O lendário Paolo Maldini tem dois filhos que se tornaram profissionais no futebol. O mais velho, Christian, ainda não vingou no primeiro nível. Formado pela base do próprio Milan, o jovem deixou o clube quando tinha 20 anos. Desde então, rodou por equipes das divisões de acesso – como Reggiana, Pro Piacenza e Fano. Também passou pelo Hamrun Sports, de Malta. Atualmente, o zagueiro veste a camisa da Pro Sesto, na quarta divisão do Campeonato Italiano. Mas, aos 23 anos, as esperanças de que realmente emplaque não parecem tão grandes.

Daniel Maldini, em compensação, vê chances maiores de deslanchar. Quando tinha cinco anos, o herdeiro de Paolo e Cesare viralizou na internet ao executar um carrinho perfeito em Clarence Seedorf durante uma brincadeira no San Siro. O talento o levou ao meio-campo, onde se transformou em um dos destaques da equipe primavera do Milan. Nas principais categorias de base a partir do sub-17, Maldini soma 27 gols em 60 partidas. Além disso, também possui convocações para as seleções italianas sub-18 e sub-19. A estreia na Serie A tornou-se um passo natural.

Daniel Maldini já tinha completado o banco de reservas nos jogos contra o Napoli e a Sampdoria. Já neste domingo, veio a oportunidade de pelo menos pisar no gramado durante os acréscimos ante o Verona. O garoto pode atuar tanto centralizado na armação quanto nas pontas. Sua utilização na vaga de Castillejo indica que, com a venda de Suso ao Sevilla, o adolescente tende a ganhar mais minutos em campo. Certamente alimentará a curiosidade de quem deseja ver a dinastia dos Maldini se ampliar.

“Minha estreia foi um sonho, apesar do resultado. Poderíamos ter feito mais, mas ainda fiquei emocionado pelo momento. O Verona é um adversário duro. Nós merecíamos os três pontos, mas apenas empatamos em casa e esperamos vencer a próxima. Essa estreia era um objetivo que tinha em mente, agora espero seguir assim. Senti uma emoção forte, mas meu pai me tranquilizou”, declarou Daniel Maldini, na saída de campo. Enquanto Paolo estreou na Serie A em 1984, o avô Cesare (falecido em 2016) disputou seu primeiro encontro em 1953, pela Triestina, antes de se transferir ao Milan no ano seguinte.

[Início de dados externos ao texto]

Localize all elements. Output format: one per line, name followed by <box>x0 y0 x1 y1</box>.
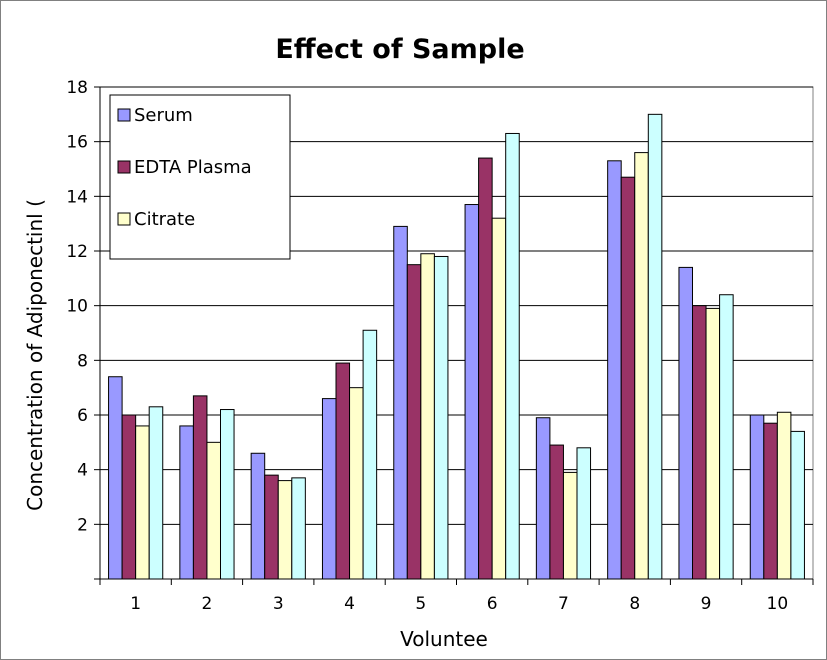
bar-series-4-category-10 <box>790 430 805 580</box>
bar-series-4-category-1 <box>148 406 164 580</box>
bar-series-3-category-10 <box>776 411 792 580</box>
bar-series-1-category-3 <box>250 452 266 580</box>
bar-series-4-category-4 <box>362 329 378 580</box>
bar-series-2-category-1 <box>121 414 137 580</box>
x-tick-label: 5 <box>415 594 426 614</box>
bar-series-2-category-8 <box>620 176 636 580</box>
legend-label: Serum <box>134 105 193 126</box>
x-tick-label: 2 <box>202 594 213 614</box>
legend-swatch <box>117 160 131 174</box>
y-tick-label: 16 <box>66 133 88 153</box>
x-tick-label: 7 <box>558 594 569 614</box>
bar-series-2-category-7 <box>549 444 564 580</box>
x-axis-label: Voluntee <box>400 627 488 651</box>
x-tick-label: 3 <box>273 594 284 614</box>
bar-series-4-category-8 <box>647 113 663 580</box>
bars <box>108 113 805 580</box>
bar-series-2-category-5 <box>406 264 422 580</box>
bar-series-2-category-6 <box>478 157 493 580</box>
legend-label: EDTA Plasma <box>134 157 252 178</box>
bar-series-4-category-7 <box>576 447 592 580</box>
legend-box <box>109 94 291 260</box>
bar-series-1-category-7 <box>535 417 551 580</box>
legend: Serum EDTA Plasma Citrate <box>109 94 291 260</box>
y-tick-label: 14 <box>66 187 88 207</box>
x-tick-label: 4 <box>344 594 355 614</box>
bar-series-3-category-4 <box>349 387 364 580</box>
y-axis-label: Concentration of Adiponectinl ( <box>23 199 47 511</box>
bar-series-3-category-2 <box>206 441 221 580</box>
bar-series-3-category-7 <box>562 471 578 580</box>
y-tick-label: 8 <box>77 351 88 371</box>
bar-series-4-category-3 <box>291 477 306 580</box>
bar-series-1-category-6 <box>464 204 480 580</box>
y-tick-labels: 2 4 6 8 10 12 14 16 18 <box>66 78 88 535</box>
bar-series-1-category-1 <box>108 376 123 580</box>
legend-swatch <box>117 212 131 226</box>
bar-series-2-category-2 <box>192 395 208 580</box>
bar-series-1-category-4 <box>321 398 337 580</box>
x-tick-label: 9 <box>701 594 712 614</box>
y-tick-label: 4 <box>77 461 88 481</box>
x-tick-label: 8 <box>629 594 640 614</box>
bar-series-1-category-8 <box>607 160 622 580</box>
bar-series-3-category-8 <box>634 152 649 580</box>
bar-series-3-category-3 <box>277 480 293 580</box>
legend-label: Citrate <box>134 209 195 230</box>
x-tick-label: 1 <box>130 594 141 614</box>
bar-series-1-category-2 <box>179 425 194 580</box>
bar-series-3-category-5 <box>420 253 435 580</box>
bar-series-1-category-9 <box>678 266 694 580</box>
axes <box>94 86 814 585</box>
y-tick-label: 10 <box>66 297 88 317</box>
x-tick-label: 6 <box>487 594 498 614</box>
y-tick-label: 2 <box>77 515 88 535</box>
bar-series-4-category-9 <box>719 294 734 580</box>
bar-series-3-category-6 <box>491 217 507 580</box>
bar-series-4-category-6 <box>505 132 520 580</box>
y-tick-label: 6 <box>77 406 88 426</box>
bar-series-4-category-5 <box>433 255 449 580</box>
bar-series-2-category-9 <box>692 305 707 580</box>
bar-series-1-category-5 <box>393 225 408 580</box>
y-tick-label: 12 <box>66 242 88 262</box>
bar-series-1-category-10 <box>749 414 765 580</box>
chart-title: Effect of Sample <box>275 34 524 65</box>
bar-series-3-category-1 <box>135 425 150 580</box>
legend-swatch <box>117 108 131 122</box>
bar-series-2-category-3 <box>264 474 279 580</box>
x-tick-label: 10 <box>767 594 789 614</box>
bar-series-2-category-4 <box>335 362 351 580</box>
y-tick-label: 18 <box>66 78 88 98</box>
bar-series-2-category-10 <box>763 422 778 580</box>
x-tick-labels: 1 2 3 4 5 6 7 8 9 10 <box>130 594 788 614</box>
bar-series-3-category-9 <box>705 307 721 580</box>
bar-series-4-category-2 <box>219 409 235 580</box>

Paolo Maldini, por sua vez, comentou a sensação pela estreia de Daniel com certa frieza: “Não foi planejado. Ele não deveria estar no elenco, pois não treinou durante os últimos dias e só foi incluído entre os relacionados no último minuto. Não tive a chance de me emocionar tanto, pois estava muito envolvido com o jogo. Olhando agora, reconheço como um momento maravilhoso para a minha família e para os torcedores que o receberam com tanto carinho”.

O sobrenome gera expectativas, pela grande trajetória de Cesare e pela maneira como Paolo conseguiu ampliá-la. Aproximar-se do pai ou do avô seria um feito e tanto a Daniel. Porém, a própria escolha por uma posição diferente reforça como ele escreverá seu próprio caminho. A presença de Paolo na diretoria atual do Milan traz outros contornos à pressão e o novato precisará trabalhar seu equilíbrio mental. De qualquer maneira, diante das incertezas em Milanello, este parece o momento favorável para que mais um Maldini apareça e reforce o sobrenome no clube.